Граф мягко взял ее за руку, удержал.
– Погодите, я хочу поделиться с вами своим открытием. Понимаете, я все время спрашивал себя: «Зачем ты не погиб вместе с Луизой? Это было бы так естественно, так нестрашно, так красиво! Но ты остался. Один, беспомощный, никчемный. Ты всегда во всем ищешь смысл, умник. Найди его и здесь». И сегодня я наконец понял. Это кара. Потому что я тоже виноват. Нет, не тоже. Я виноват больше остальных. Больше Гитлера. Что взять с бешеной собаки? А я умный, ответственный, родился с золотой ложкой во рту, все пути мне были открыты, судьба сдала мне самые лучшие свои карты. И что же? Я позволил мерзавцам, хапугам и дуракам победить себя. Отобрать у меня Германию, Европу, цивилизацию, мир! И каждый раз, после каждого поражения, я только восклицал: «Karetu mne, karetu!» Красиво заворачивался в плащ и укатывал в какое-нибудь комфортное место. Пока небо не свалилось мне на голову и не убило всё, что я любил… Нет, всё честно. Всё справедливо. Так мне и надо. Так нам, немцам, и надо… Вот она, моя карета. – Беннигсен похлопал по ручке инвалидного кресла. – На ней я и уеду. Давно пора.
Таня цапнула с тумбочки отравленный чай – на всякий случай.
– Успеете на тот свет. Может, поживете подольше – еще что-нибудь важное поймете.
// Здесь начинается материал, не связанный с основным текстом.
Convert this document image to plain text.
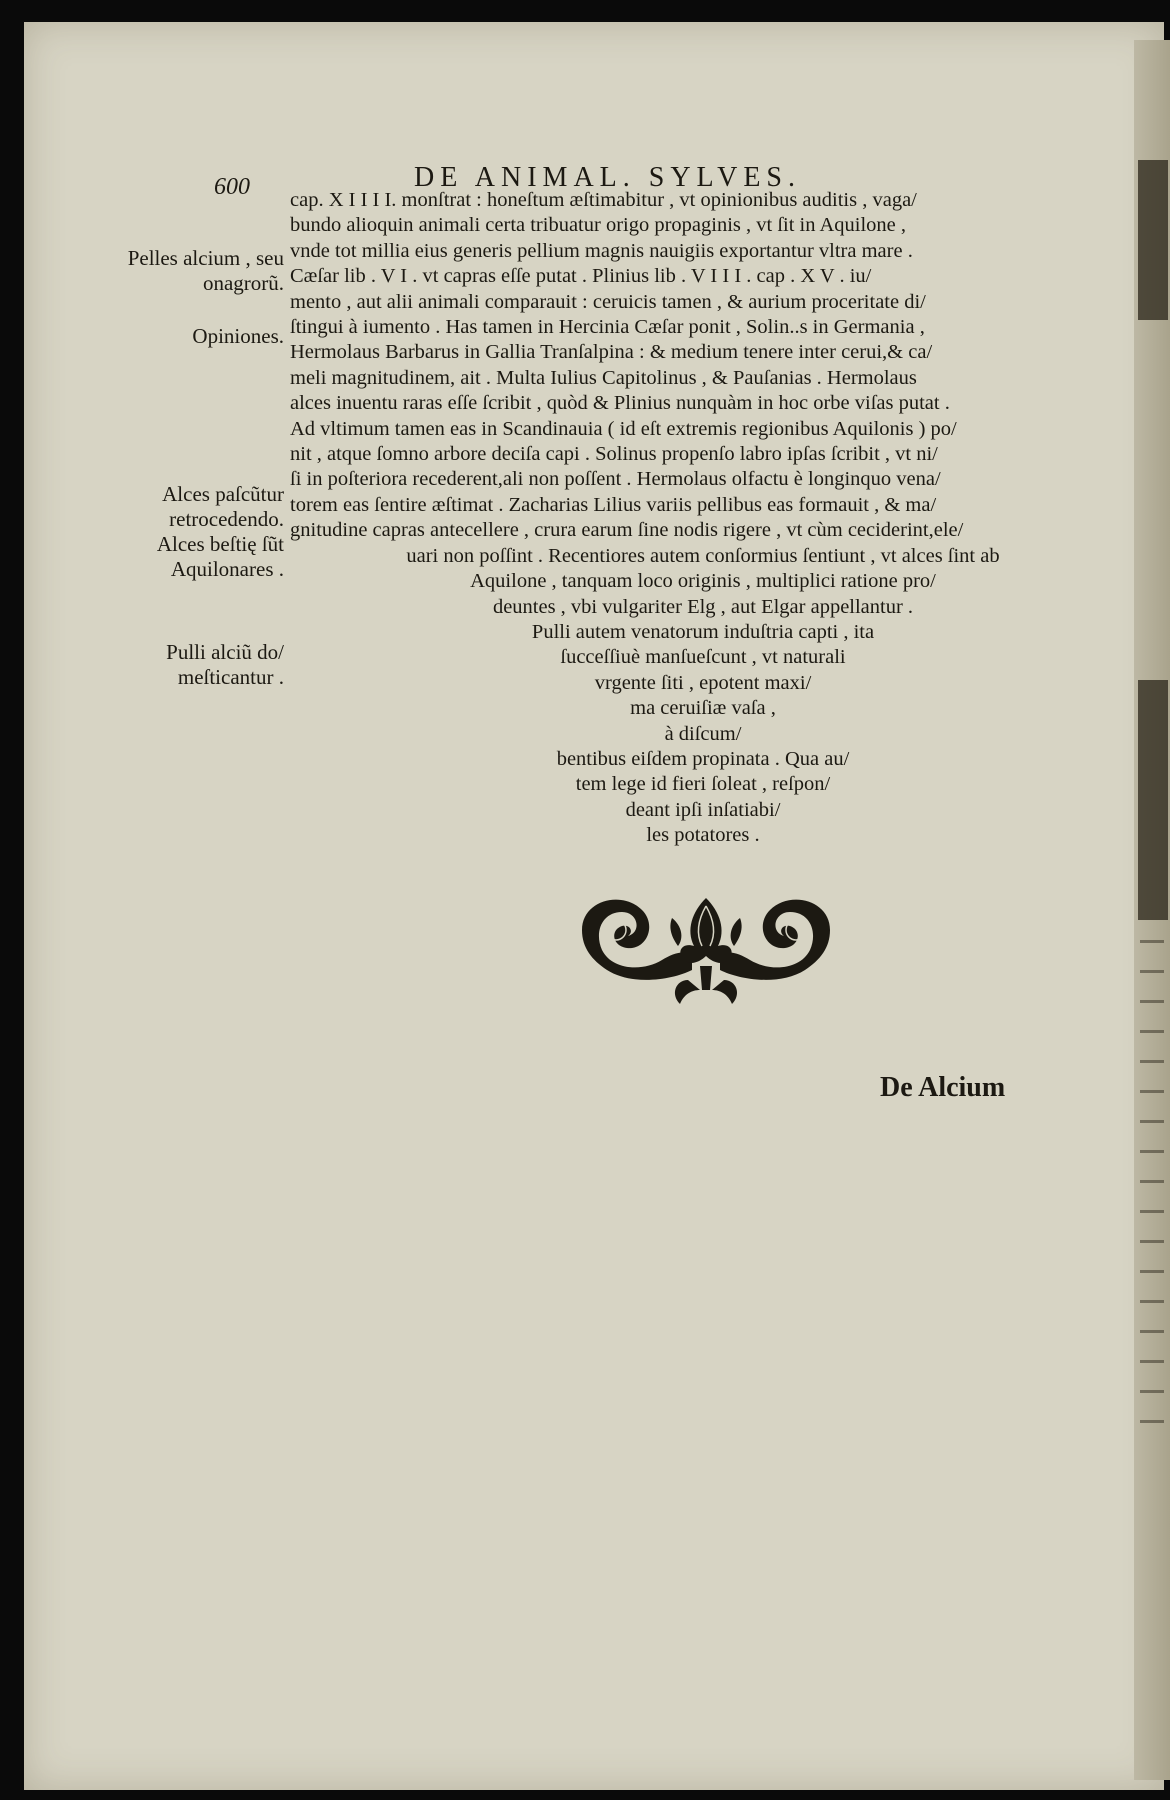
600	DE ANIMAL. SYLVES.
Pelles alcium , seu onagrorũ.
Opiniones.
Alces paſcũtur retrocedendo.
Alces beſtię ſũt Aquilonares .
Pulli alciũ do/ meſticantur .
cap. X I I I I. monſtrat : honeſtum æſtimabitur , vt opinionibus auditis , vaga/
bundo alioquin animali certa tribuatur origo propaginis , vt ſit in Aquilone ,
vnde tot millia eius generis pellium magnis nauigiis exportantur vltra mare .
Cæſar lib . V I . vt capras eſſe putat . Plinius lib . V I I I . cap . X V . iu/
mento , aut alii animali comparauit : ceruicis tamen , & aurium proceritate di/
ſtingui à iumento . Has tamen in Hercinia Cæſar ponit , Solin..s in Germania ,
Hermolaus Barbarus in Gallia Tranſalpina : & medium tenere inter cerui,& ca/
meli magnitudinem, ait . Multa Iulius Capitolinus , & Pauſanias . Hermolaus
alces inuentu raras eſſe ſcribit , quòd & Plinius nunquàm in hoc orbe viſas putat .
Ad vltimum tamen eas in Scandinauia ( id eſt extremis regionibus Aquilonis ) po/
nit , atque ſomno arbore deciſa capi . Solinus propenſo labro ipſas ſcribit , vt ni/
ſi in poſteriora recederent,ali non poſſent . Hermolaus olfactu è longinquo vena/
torem eas ſentire æſtimat . Zacharias Lilius variis pellibus eas formauit , & ma/
gnitudine capras antecellere , crura earum ſine nodis rigere , vt cùm ceciderint,ele/
uari non poſſint . Recentiores autem conſormius ſentiunt , vt alces ſint ab
Aquilone , tanquam loco originis , multiplici ratione pro/
deuntes , vbi vulgariter Elg , aut Elgar appellantur .
Pulli autem venatorum induſtria capti , ita
ſucceſſiuè manſueſcunt , vt naturali
vrgente ſiti , epotent maxi/
ma ceruiſiæ vaſa ,
à diſcum/
bentibus eiſdem propinata . Qua au/
tem lege id fieri ſoleat , reſpon/
deant ipſi inſatiabi/
les potatores .
De Alcium
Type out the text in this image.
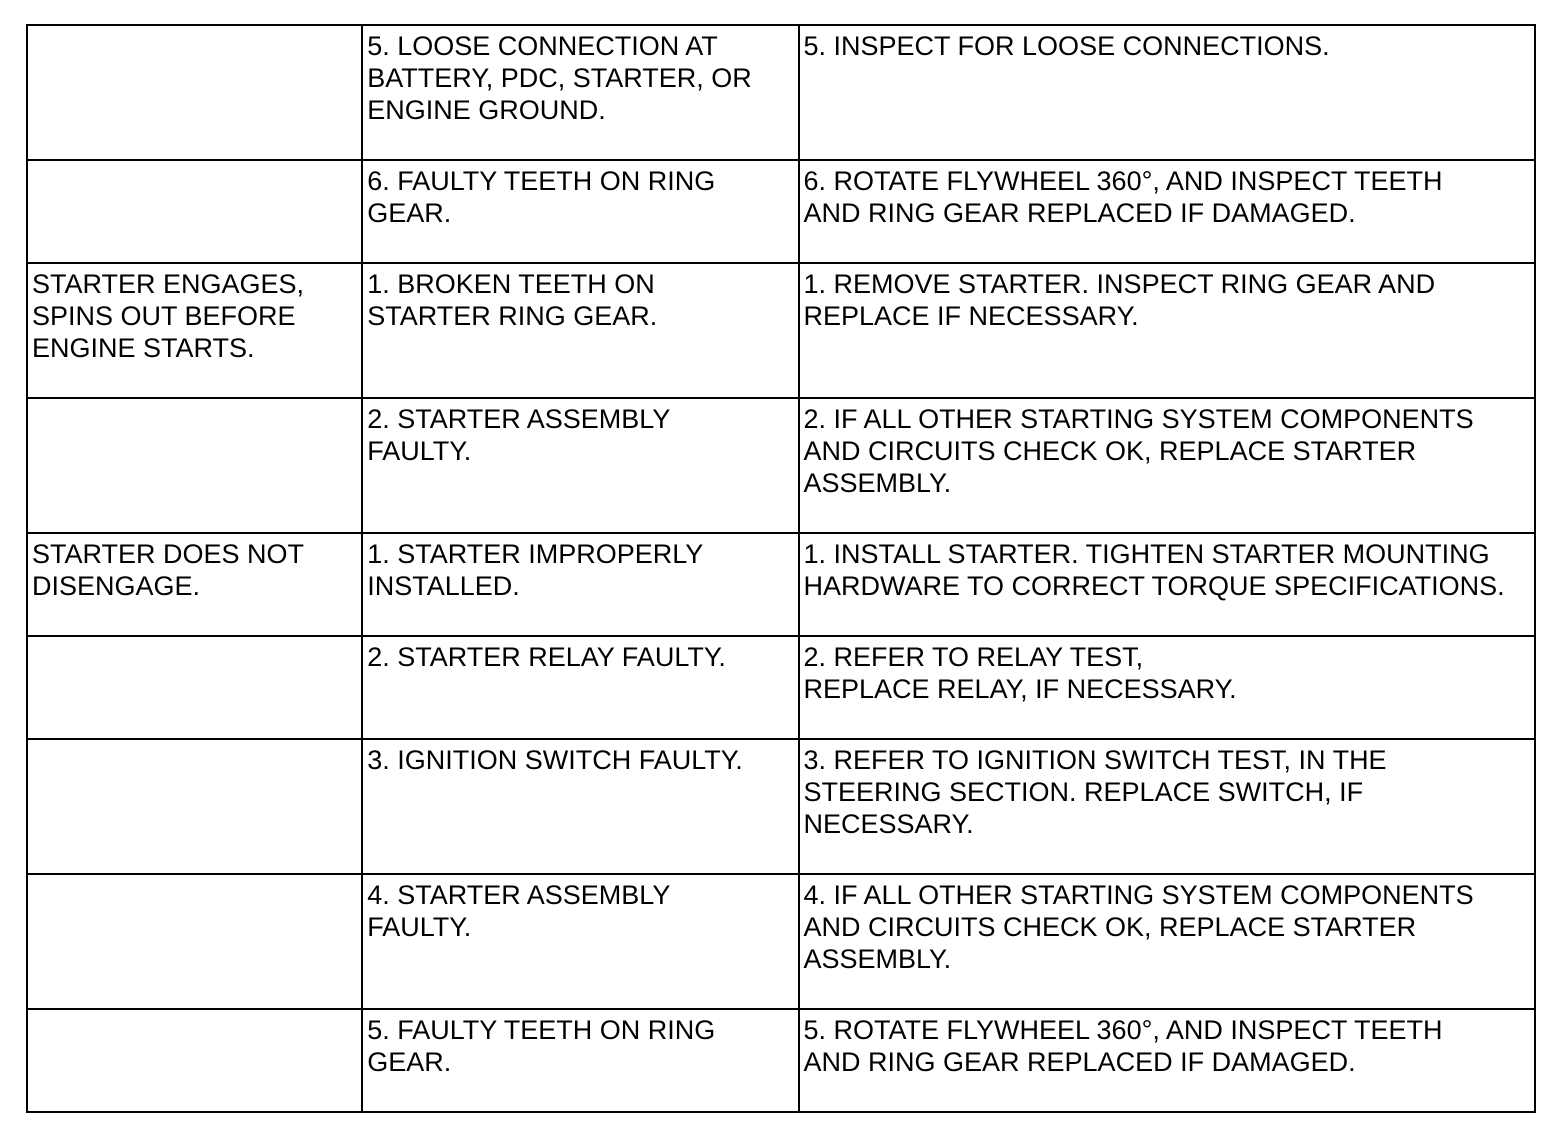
	5. LOOSE CONNECTION AT
BATTERY, PDC, STARTER, OR
ENGINE GROUND.	5. INSPECT FOR LOOSE CONNECTIONS.
	6. FAULTY TEETH ON RING
GEAR.	6. ROTATE FLYWHEEL 360°, AND INSPECT TEETH
AND RING GEAR REPLACED IF DAMAGED.
STARTER ENGAGES,
SPINS OUT BEFORE
ENGINE STARTS.	1. BROKEN TEETH ON
STARTER RING GEAR.	1. REMOVE STARTER. INSPECT RING GEAR AND
REPLACE IF NECESSARY.
	2. STARTER ASSEMBLY
FAULTY.	2. IF ALL OTHER STARTING SYSTEM COMPONENTS
AND CIRCUITS CHECK OK, REPLACE STARTER
ASSEMBLY.
STARTER DOES NOT
DISENGAGE.	1. STARTER IMPROPERLY
INSTALLED.	1. INSTALL STARTER. TIGHTEN STARTER MOUNTING
HARDWARE TO CORRECT TORQUE SPECIFICATIONS.
	2. STARTER RELAY FAULTY.	2. REFER TO RELAY TEST,
REPLACE RELAY, IF NECESSARY.
	3. IGNITION SWITCH FAULTY.	3. REFER TO IGNITION SWITCH TEST, IN THE
STEERING SECTION. REPLACE SWITCH, IF
NECESSARY.
	4. STARTER ASSEMBLY
FAULTY.	4. IF ALL OTHER STARTING SYSTEM COMPONENTS
AND CIRCUITS CHECK OK, REPLACE STARTER
ASSEMBLY.
	5. FAULTY TEETH ON RING
GEAR.	5. ROTATE FLYWHEEL 360°, AND INSPECT TEETH
AND RING GEAR REPLACED IF DAMAGED.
– Вы милая, – улыбнулся граф. – Дайте попить.
– Не дам!
Он поморщился:
– Господь с вами! Я не собираюсь травиться этим эсэсовским пойлом. Вон там, у изголовья кровати, мой травяной настой. – И показал движением костлявого подбородка – пальцем тыкают только плебеи.
Зеленоватый напиток он выпил медленно, с наслаждением, до последней капли.
– Как хорошо… Благодарю вас, милая девочка.
– Никакая я не милая, – хмыкнула Таня. – Тетя говорит, что я злее цепного пса.
Опуская морщинистые веки, граф пробормотал:
– Вы даже не представляете себе, до чего вы милая. Вы так скрасили последний месяц моей бесконечно длинной жизни. Какое счастье выпадет тому, кого вы полюбите…
Он клевал носом, голова опускалась все ниже. Со старыми стариками такое бывает – враз обессилят и засыпают.
– Э, вы не спите! – Таня потрясла его за плечо. – Знаете что, я лучше докачу вас до лестницы и покричу оттуда санитарам. Не доверяю я эсэсманам. Вольют в вас яд насильно.
– А я уже выпил… – пролепетал граф. – Только не их гадость, а собственное зелье… Оно у меня давно приготовлено… – Язык у него заплетался. – Karetu mne, kare…tu.
И обмяк.
Таня шмыгнула носом, но не заплакала. О чем тут было плакать? Старик поступил правильно. Ему так лучше.
Ей, правда, стало хуже. Мир, и без того маленький, сжался еще плотней. Но ведь месяц назад в нем не было никакого графа, так что ситуация всего лишь восстановилась.